The trial focused on evaluating the safety and immunogenicity of the H5N1 vaccine, combined with IDRI's Glucopyranosyl Lipid A ("GLA") adjuvant, which was administered intramuscularly or intradermally. The intradermal route of administration was also tested in comparison with intramuscular delivery, using an FDA licensed device (MicronJet600®, NanoPass Technologies) as the micro-needle device was previously shown in seasonal and pandemic flu tests to allow significant dose sparing. This study is among the first to test intradermal adjuvants.
"This trial is an important step toward development of an influenza vaccine that could be rapidly and widely administered in case of a pandemic outbreak," says Reed.
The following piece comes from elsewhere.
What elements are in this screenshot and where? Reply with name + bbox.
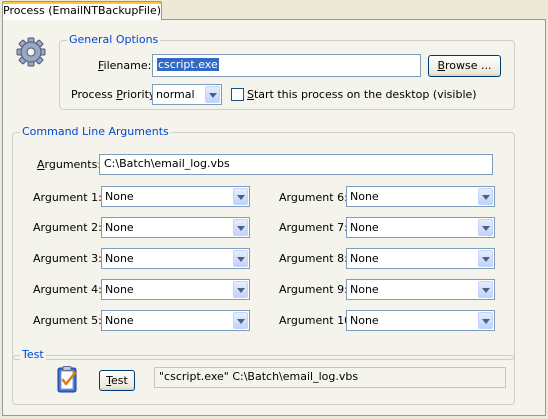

According to the Centers for Disease Control and Prevention (CDC), the highly pathogenic avian influenza A (H5N1) virus is a deadly virus that occurs mainly in birds including domestic poultry. Though relatively rare, sporadic human infections with this virus have occurred and caused serious illness and death. Because of the unpredictability of pandemic flu, efforts are being made to create and stockpile a vaccine to combat H5N1 that reduces the amount of vaccine needed per person and can be easily administered.
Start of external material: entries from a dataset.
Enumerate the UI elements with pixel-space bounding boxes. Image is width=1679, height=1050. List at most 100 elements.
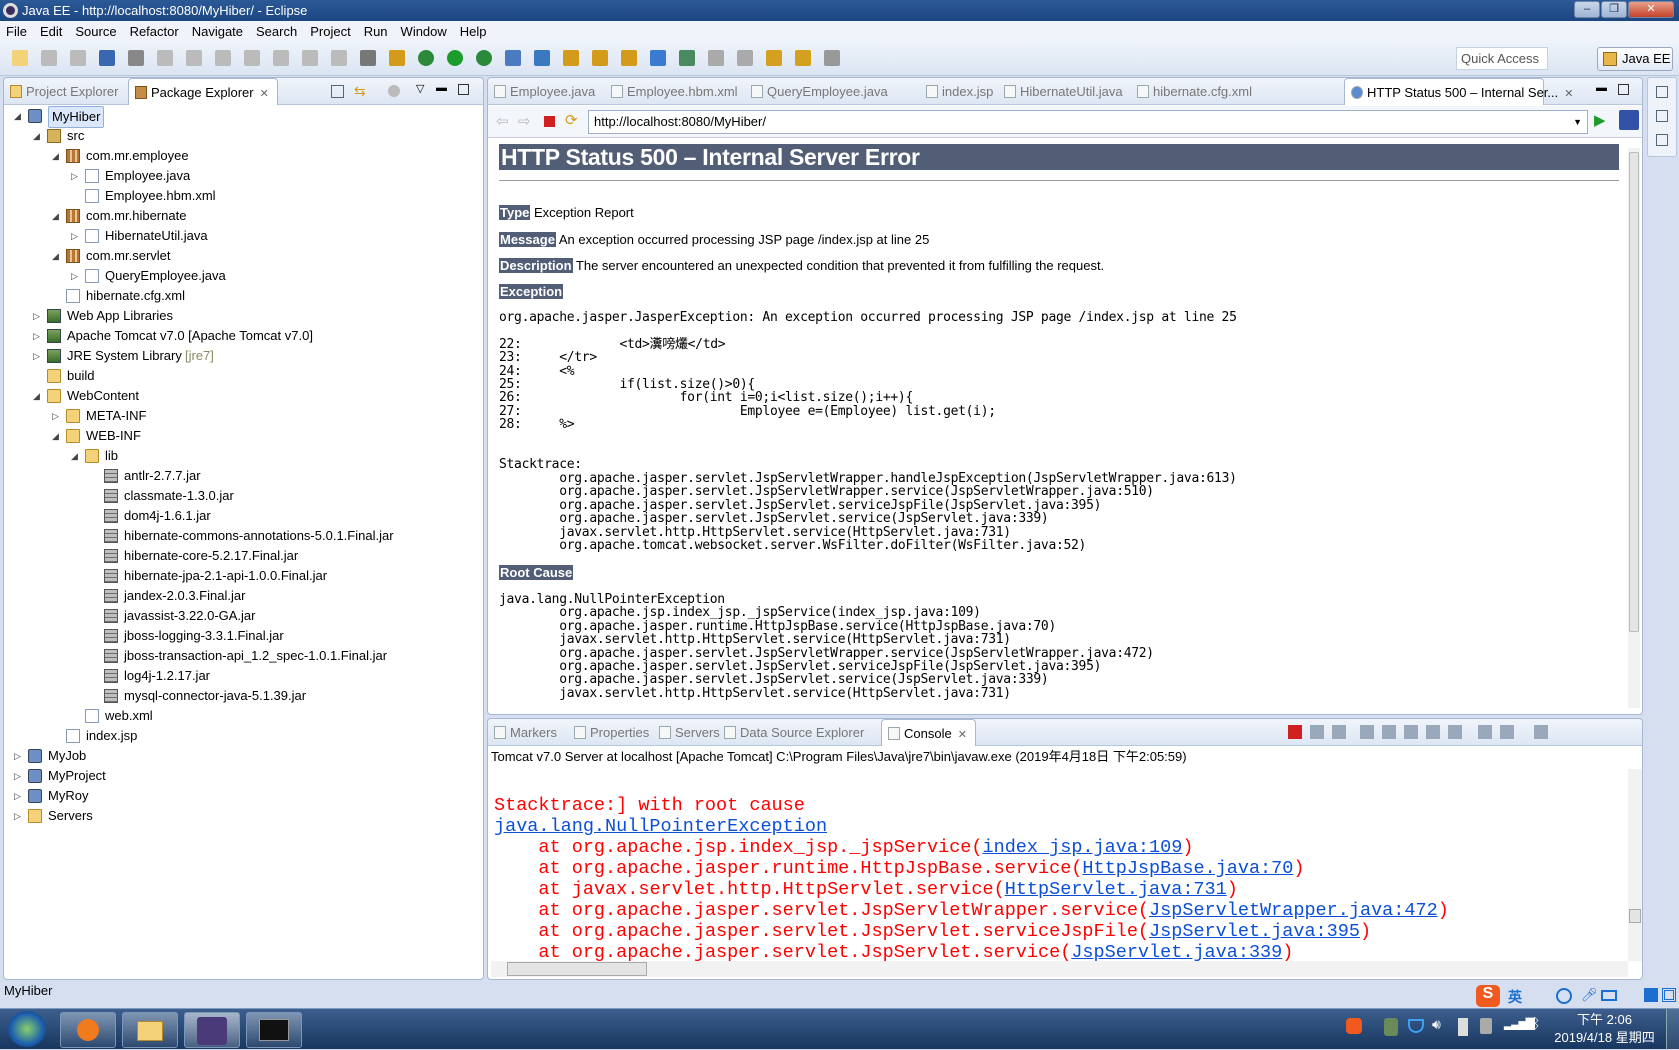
console-link[interactable]: index_jsp.java:109	[983, 837, 1183, 858]
url-input[interactable]: http://localhost:8080/MyHiber/▼	[588, 110, 1588, 134]
tab-servers[interactable]: Servers	[653, 719, 720, 746]
disconnect-icon[interactable]	[244, 50, 260, 66]
tree-item[interactable]: ◢ lib	[4, 446, 474, 466]
console-icon[interactable]	[99, 50, 115, 66]
console-link[interactable]: JspServlet.java:339	[1071, 942, 1282, 961]
tree-item[interactable]: hibernate-commons-annotations-5.0.1.Fina…	[4, 526, 474, 546]
menu-file[interactable]: File	[6, 24, 27, 39]
tree-item[interactable]: build	[4, 366, 474, 386]
tree-item[interactable]: hibernate-jpa-2.1-api-1.0.0.Final.jar	[4, 566, 474, 586]
step-over-icon[interactable]	[302, 50, 318, 66]
tab-properties[interactable]: Properties	[568, 719, 650, 746]
taskbar-eclipse[interactable]	[184, 1012, 240, 1048]
tree-item[interactable]: ▷ MyJob	[4, 746, 474, 766]
collapsed-arrow-icon[interactable]: ▷	[14, 766, 24, 786]
collapsed-arrow-icon[interactable]: ▷	[14, 806, 24, 826]
debug-icon[interactable]	[418, 50, 434, 66]
tree-item[interactable]: ◢ src	[4, 126, 474, 146]
expanded-arrow-icon[interactable]: ◢	[71, 446, 81, 466]
tree-item[interactable]: ◢ com.mr.employee	[4, 146, 474, 166]
tree-item[interactable]: ◢ com.mr.servlet	[4, 246, 474, 266]
restore-button[interactable]: ❐	[1601, 1, 1627, 18]
tree-item[interactable]: log4j-1.2.17.jar	[4, 666, 474, 686]
tree-item[interactable]: javassist-3.22.0-GA.jar	[4, 606, 474, 626]
scroll-lock-icon[interactable]	[1382, 725, 1396, 739]
tree-item[interactable]: dom4j-1.6.1.jar	[4, 506, 474, 526]
tree-item[interactable]: index.jsp	[4, 726, 474, 746]
new-icon[interactable]	[12, 50, 28, 66]
editor-tab[interactable]: Employee.hbm.xml	[605, 78, 740, 105]
tray-security-icon[interactable]	[1408, 1019, 1424, 1033]
console-link[interactable]: JspServletWrapper.java:472	[1149, 900, 1438, 921]
forward-icon[interactable]: ⇨	[518, 112, 531, 130]
menu-search[interactable]: Search	[256, 24, 297, 39]
expanded-arrow-icon[interactable]: ◢	[52, 246, 62, 266]
open-console-icon[interactable]	[1534, 725, 1548, 739]
collapsed-arrow-icon[interactable]: ▷	[52, 406, 62, 426]
step-into-icon[interactable]	[273, 50, 289, 66]
close-tab-icon[interactable]: ✕	[1564, 88, 1573, 100]
task-list-icon[interactable]	[1656, 134, 1668, 146]
tree-item[interactable]: mysql-connector-java-5.1.39.jar	[4, 686, 474, 706]
tree-item[interactable]: ▷ META-INF	[4, 406, 474, 426]
close-tab-icon[interactable]: ✕	[958, 729, 967, 741]
bluetooth-icon[interactable]: ᛒ	[1532, 1015, 1540, 1031]
show-on-stderr-icon[interactable]	[1448, 725, 1462, 739]
tab-package-explorer[interactable]: Package Explorer ✕	[128, 78, 278, 105]
close-button[interactable]: ✕	[1628, 1, 1674, 18]
tree-item[interactable]: jboss-logging-3.3.1.Final.jar	[4, 626, 474, 646]
tree-item[interactable]: jboss-transaction-api_1.2_spec-1.0.1.Fin…	[4, 646, 474, 666]
scrollbar-thumb[interactable]	[1629, 909, 1641, 923]
pin-icon[interactable]	[737, 50, 753, 66]
menu-source[interactable]: Source	[75, 24, 116, 39]
sogou-icon[interactable]: S	[1476, 985, 1500, 1007]
tab-console[interactable]: Console ✕	[881, 719, 976, 746]
scrollbar-thumb[interactable]	[507, 962, 647, 976]
collapsed-arrow-icon[interactable]: ▷	[71, 226, 81, 246]
collapsed-arrow-icon[interactable]: ▷	[14, 746, 24, 766]
show-on-stdout-icon[interactable]	[1426, 725, 1440, 739]
menu-help[interactable]: Help	[460, 24, 487, 39]
collapsed-arrow-icon[interactable]: ▷	[33, 326, 43, 346]
editor-tab[interactable]: hibernate.cfg.xml	[1131, 78, 1271, 105]
tree-item[interactable]: ▷ QueryEmployee.java	[4, 266, 474, 286]
editor-tab[interactable]: HibernateUtil.java	[998, 78, 1126, 105]
tree-item[interactable]: Employee.hbm.xml	[4, 186, 474, 206]
editor-tab[interactable]: HTTP Status 500 – Internal Ser... ✕	[1344, 78, 1573, 105]
open-task-icon[interactable]	[592, 50, 608, 66]
word-wrap-icon[interactable]	[1404, 725, 1418, 739]
save-all-icon[interactable]	[70, 50, 86, 66]
pin-console-icon[interactable]	[1478, 725, 1492, 739]
collapsed-arrow-icon[interactable]: ▷	[14, 786, 24, 806]
browser-menu-icon[interactable]	[1619, 110, 1639, 130]
tree-item[interactable]: hibernate.cfg.xml	[4, 286, 474, 306]
remove-all-terminated-icon[interactable]	[1332, 725, 1346, 739]
run-server-icon[interactable]	[476, 50, 492, 66]
tab-project-explorer[interactable]: Project Explorer	[4, 78, 128, 105]
stop-icon[interactable]	[544, 116, 555, 127]
page-scrollbar[interactable]	[1628, 148, 1640, 708]
next-annotation-icon[interactable]	[679, 50, 695, 66]
expanded-arrow-icon[interactable]: ◢	[52, 426, 62, 446]
remove-launch-icon[interactable]	[1310, 725, 1324, 739]
collapsed-arrow-icon[interactable]: ▷	[33, 306, 43, 326]
focus-icon[interactable]	[388, 85, 400, 97]
network-icon[interactable]: ▂▃▅▇	[1504, 1016, 1535, 1030]
taskbar-explorer[interactable]	[122, 1012, 178, 1048]
keyboard-icon[interactable]	[1601, 990, 1617, 1001]
toolbox-icon[interactable]	[1662, 988, 1676, 1002]
minimize-button[interactable]: –	[1574, 1, 1600, 18]
open-type-icon[interactable]	[563, 50, 579, 66]
restore-icon[interactable]	[1656, 86, 1668, 98]
editor-tab[interactable]: QueryEmployee.java	[745, 78, 915, 105]
close-tab-icon[interactable]: ✕	[260, 88, 269, 100]
tree-item[interactable]: ▷ MyRoy	[4, 786, 474, 806]
tree-item[interactable]: ▷ Apache Tomcat v7.0 [Apache Tomcat v7.0]	[4, 326, 474, 346]
collapse-all-icon[interactable]	[331, 85, 344, 98]
expanded-arrow-icon[interactable]: ◢	[52, 206, 62, 226]
expanded-arrow-icon[interactable]: ◢	[14, 106, 24, 126]
emoji-icon[interactable]	[1556, 988, 1572, 1004]
maximize-editor-icon[interactable]	[1618, 84, 1629, 95]
tree-item[interactable]: ◢ WebContent	[4, 386, 474, 406]
editor-tab[interactable]: index.jsp	[920, 78, 995, 105]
The H5N1 vaccine candidate includes IDRI's GLA adjuvant, which has been exclusively licensed to Immune Design Corp. for certain fields, including influenza, and is produced in Medicago's plant-based expression system, which is speedier than the traditional route of producing flu vaccines in eggs. The adjuvant system has been combined with Medicago's vaccine candidate and other recombinant protein antigens to elicit both humoral and cell-mediated immune responses associated with protection in pathogenic animal challenge models. In animal studies, GLA has also been shown to expand the cross reactivity of antibodies induced by the H5N1 vaccine to other potential pandemic influenza strains such as H2N2.